A MOVIE on the Ballinscarthy connection to the Ford motor family will get its premiere in the village next month.

The movie, The Fordes of Ballinascarty – Freedom From Famine, was made by the local Foróige group, with the help of actors from the Kilmeen Drama Group.

In those days the family had an ‘e’ in their name, and Ballinscarthy had no ‘h’!

The film will be premiered on Saturday 15th October at 8pm in Ballinascarthy Hall with special guest, West Cork director Maurice O’Callaghan.  

Film maker Tim McCoy allowed the Forógie teenagers to use the cameras, do lighting, sound and recording. 

The project, set in Ballinascarthy in 1847, depicts the gripping agony of the famine, when the Forde family decide to emigrate to America to find a better life. 

 The film’s journey takes us from West Cork to Cobh and encompasses the sadness of leaving home.  
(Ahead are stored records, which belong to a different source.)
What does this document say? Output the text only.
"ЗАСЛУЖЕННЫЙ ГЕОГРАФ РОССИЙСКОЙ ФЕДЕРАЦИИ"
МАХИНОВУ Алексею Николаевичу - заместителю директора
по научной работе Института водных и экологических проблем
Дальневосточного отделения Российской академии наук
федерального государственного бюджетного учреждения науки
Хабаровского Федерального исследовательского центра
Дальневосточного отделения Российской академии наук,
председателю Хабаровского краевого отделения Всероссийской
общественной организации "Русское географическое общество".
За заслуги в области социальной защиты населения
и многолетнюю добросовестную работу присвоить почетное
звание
Henry Forde’s father, William, left Ballinascarthy when he was 21 years old, in 1847.  Little did people know, then, that he was to later become the father of America’s greatest industrialist.

 The movie reveals information about the Forde family, much of it previously
undocumented. It took 18 months to make and gives a brilliant insight into the powerfully piognant scenes of distress on board the coffin ships to America.  

Just 45 minutes long, this drama documentary is suitable for all ages, and the aim is to tour it around local West Cork schools.

The movie was made under the guidance of Foróige club leaders Kate Crowley and Betty Hennessy. ‘It certainly gave the teenage characters the opportunity of a lifetime to develop the history of the Forde family in a wonderfully captivating and compelling way,’ said Kate.